Аркадий ожидал возобновления бессвязной брани, но генерал перешел к делу.
— Забавная история. В Ленинграде взяли в плен немецких офицеров и передали Менделю для допроса. А с немецким у Менделя… — он плюнул точно в плевательницу. — Тогда вызвался американец, забыл, как его звали. Хороший был мужик, обходительный, хоть и американец. Немцы ему все рассказали. А он вывез их в лес на пикник с шампанским и шоколадом и там их перестрелял. Ради забавы. Самое смешное, что их не собирались расстреливать, так что Менделю пришлось сочинять липовую докладную о десантниках. Американец откупился от военных следователей, а Мендель получил орден Ленина. Он взял с меня слово молчать, но коль ты мой сын…
— Спасибо.
Аркадий встал и, чувствуя себя вконец опустошенным, побрел к двери.
— Заехал бы еще, — попросил генерал. — Приятно поговорить.
* * *
В картонной коробке были молоко, яйца, хлеб, сахар, чай, тарелки и чашка, сковорода, мыло, шампунь, паста и зубная щетка — все куплено по дороге в Москву. Он поспешил к холодильнику, боясь, что отвалится дно. Стоя на коленях, он выкладывал продукты, когда услышал позади себя Ирину.
— Не оглядывайтесь, — сказала она. Взяла мыло и шампунь и удалилась. Он услышал, как в ванной полилась вода.

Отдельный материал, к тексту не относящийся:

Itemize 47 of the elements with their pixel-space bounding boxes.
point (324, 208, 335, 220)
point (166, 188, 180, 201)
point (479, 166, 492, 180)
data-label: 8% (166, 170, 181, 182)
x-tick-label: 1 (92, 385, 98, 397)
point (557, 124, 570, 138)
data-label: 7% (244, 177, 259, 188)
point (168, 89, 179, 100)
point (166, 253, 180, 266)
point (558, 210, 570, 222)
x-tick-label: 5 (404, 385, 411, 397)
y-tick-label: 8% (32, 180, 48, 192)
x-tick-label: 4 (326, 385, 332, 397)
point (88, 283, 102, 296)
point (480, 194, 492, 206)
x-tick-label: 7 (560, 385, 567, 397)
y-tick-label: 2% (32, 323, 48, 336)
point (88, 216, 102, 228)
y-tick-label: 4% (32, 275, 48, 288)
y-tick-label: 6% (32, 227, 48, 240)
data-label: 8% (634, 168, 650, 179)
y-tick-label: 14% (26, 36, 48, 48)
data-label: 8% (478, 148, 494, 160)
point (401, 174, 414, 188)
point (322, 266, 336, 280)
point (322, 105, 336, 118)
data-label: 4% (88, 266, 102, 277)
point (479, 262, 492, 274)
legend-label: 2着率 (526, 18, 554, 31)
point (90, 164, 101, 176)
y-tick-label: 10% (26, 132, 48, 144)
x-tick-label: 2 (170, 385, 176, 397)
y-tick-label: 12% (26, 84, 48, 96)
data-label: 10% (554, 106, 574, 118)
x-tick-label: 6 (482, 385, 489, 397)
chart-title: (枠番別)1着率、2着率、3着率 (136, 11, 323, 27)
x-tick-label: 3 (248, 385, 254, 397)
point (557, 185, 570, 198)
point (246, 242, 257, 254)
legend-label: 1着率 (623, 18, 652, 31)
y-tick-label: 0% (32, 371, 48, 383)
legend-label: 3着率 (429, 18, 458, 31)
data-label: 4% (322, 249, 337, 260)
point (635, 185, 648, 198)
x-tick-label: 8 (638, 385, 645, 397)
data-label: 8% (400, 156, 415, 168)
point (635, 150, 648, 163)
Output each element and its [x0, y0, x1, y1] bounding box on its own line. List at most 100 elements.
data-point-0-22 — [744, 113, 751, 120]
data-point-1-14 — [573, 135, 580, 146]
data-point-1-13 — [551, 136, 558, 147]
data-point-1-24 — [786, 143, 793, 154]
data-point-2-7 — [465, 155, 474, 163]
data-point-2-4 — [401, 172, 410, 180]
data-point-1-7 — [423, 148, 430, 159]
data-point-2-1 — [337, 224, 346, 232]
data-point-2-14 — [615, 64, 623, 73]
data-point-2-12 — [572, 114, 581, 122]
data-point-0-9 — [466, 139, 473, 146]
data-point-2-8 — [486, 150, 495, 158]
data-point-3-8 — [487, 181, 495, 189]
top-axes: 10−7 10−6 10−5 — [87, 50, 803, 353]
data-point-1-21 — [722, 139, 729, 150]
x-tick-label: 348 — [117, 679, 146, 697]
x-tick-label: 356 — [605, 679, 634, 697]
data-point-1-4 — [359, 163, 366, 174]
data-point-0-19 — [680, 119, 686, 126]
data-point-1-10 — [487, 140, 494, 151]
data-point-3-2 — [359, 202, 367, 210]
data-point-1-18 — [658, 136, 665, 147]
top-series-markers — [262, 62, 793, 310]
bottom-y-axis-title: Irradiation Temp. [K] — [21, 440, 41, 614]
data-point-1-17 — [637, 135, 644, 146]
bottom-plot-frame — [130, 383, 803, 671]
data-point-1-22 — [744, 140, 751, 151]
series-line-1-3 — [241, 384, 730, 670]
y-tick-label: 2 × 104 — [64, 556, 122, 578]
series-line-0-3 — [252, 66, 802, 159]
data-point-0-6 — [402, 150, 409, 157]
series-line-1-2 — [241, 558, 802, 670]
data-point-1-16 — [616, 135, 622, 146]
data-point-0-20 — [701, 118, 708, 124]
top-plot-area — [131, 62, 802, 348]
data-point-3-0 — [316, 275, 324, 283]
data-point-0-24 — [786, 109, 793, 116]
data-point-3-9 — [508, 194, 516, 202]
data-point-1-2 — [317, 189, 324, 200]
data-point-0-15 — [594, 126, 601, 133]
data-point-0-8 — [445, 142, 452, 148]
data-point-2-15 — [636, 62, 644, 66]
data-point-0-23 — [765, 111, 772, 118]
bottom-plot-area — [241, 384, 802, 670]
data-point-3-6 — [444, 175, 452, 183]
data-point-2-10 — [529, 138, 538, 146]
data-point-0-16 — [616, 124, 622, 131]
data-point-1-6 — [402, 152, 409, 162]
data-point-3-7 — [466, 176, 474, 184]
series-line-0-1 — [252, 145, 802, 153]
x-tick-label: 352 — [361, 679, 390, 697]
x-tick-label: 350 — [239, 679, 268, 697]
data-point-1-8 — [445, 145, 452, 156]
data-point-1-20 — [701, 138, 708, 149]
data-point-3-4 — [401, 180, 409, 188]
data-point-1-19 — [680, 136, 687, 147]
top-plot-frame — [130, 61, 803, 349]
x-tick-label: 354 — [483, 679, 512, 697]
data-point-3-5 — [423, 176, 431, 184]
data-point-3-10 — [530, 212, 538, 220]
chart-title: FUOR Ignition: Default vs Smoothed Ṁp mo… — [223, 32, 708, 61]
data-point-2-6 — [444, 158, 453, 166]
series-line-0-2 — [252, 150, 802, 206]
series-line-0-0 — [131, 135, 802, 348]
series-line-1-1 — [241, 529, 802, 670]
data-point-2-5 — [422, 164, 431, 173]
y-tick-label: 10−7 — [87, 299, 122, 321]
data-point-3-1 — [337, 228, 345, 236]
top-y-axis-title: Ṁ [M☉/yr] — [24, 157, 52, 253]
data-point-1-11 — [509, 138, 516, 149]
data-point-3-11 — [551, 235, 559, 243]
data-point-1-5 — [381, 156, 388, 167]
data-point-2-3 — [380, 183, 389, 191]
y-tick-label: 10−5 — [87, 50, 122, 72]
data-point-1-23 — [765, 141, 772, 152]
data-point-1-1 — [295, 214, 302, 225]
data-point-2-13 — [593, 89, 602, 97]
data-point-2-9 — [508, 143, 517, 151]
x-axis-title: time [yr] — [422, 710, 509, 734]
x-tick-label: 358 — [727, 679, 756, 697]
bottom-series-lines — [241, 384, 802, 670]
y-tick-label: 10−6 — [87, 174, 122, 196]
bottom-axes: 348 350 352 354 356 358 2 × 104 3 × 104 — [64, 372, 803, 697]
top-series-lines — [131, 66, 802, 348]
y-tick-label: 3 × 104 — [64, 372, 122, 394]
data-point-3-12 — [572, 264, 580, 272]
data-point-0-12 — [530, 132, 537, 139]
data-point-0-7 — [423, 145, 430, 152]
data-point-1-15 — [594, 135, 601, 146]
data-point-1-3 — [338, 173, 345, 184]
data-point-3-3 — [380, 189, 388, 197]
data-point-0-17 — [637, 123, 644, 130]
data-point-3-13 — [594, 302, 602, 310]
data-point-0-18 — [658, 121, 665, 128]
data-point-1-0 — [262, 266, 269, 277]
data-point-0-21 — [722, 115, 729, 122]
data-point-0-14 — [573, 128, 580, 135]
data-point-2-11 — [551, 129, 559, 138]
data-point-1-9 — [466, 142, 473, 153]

Аркадий, усевшись на подоконник, остался в комнате. Он чувствовал себя дурацки, оттого что не решался войти в спальню, хотя в комнате по-настоящему негде было сесть. Хотя дождь перестал, на улице пока не маячили типы в пальто. Он удивился, зная, что Приблуда не стал бы хитрить. Мысли вернулись к разговору с отцом, Осборн убил трех немцев («Я и раньше был в Ленинграде», — говорил Осборн на одной из пленок. — Я и раньше был там с немцами".) почти так же, как он покончил с тремя жертвами в Парке Горького. Аркадию хотелось знать, кого из военных следователей подкупили Мендель и Осборн, кто они и какую славную карьеру сделали они после войны?
Еще не видя, он почувствовал что Ирина стоит в дверях ванной. На ней была простыня с отверстиями для рук, опоясанная его поясом, мокрые волосы покрыты полотенцем, ноги босые. Она стояла там не более секунды, но у него было ощущение, что она уже долго смотрит на него, как во время их первой встречи, будто разглядывая попавшуюся на глаза диковинку. И снова самое нелепое облачение гляделось на ней как крик моды, словно в этом году принято ходить в простынях. На этот раз он заметил, что ее лицо слегка повернуто в сторону, — он вспомнил слова Левина о незрячем глазе и взглянул на предательскую метку на щеке.
— Как вы себя чувствуете?
— Чище.
Голос сел: под действием сульфазина ее вырвало. Но цвет лица вернулся к ней, она выглядела лучше, чем могли похвастаться многие москвичи. Она оглядела комнату.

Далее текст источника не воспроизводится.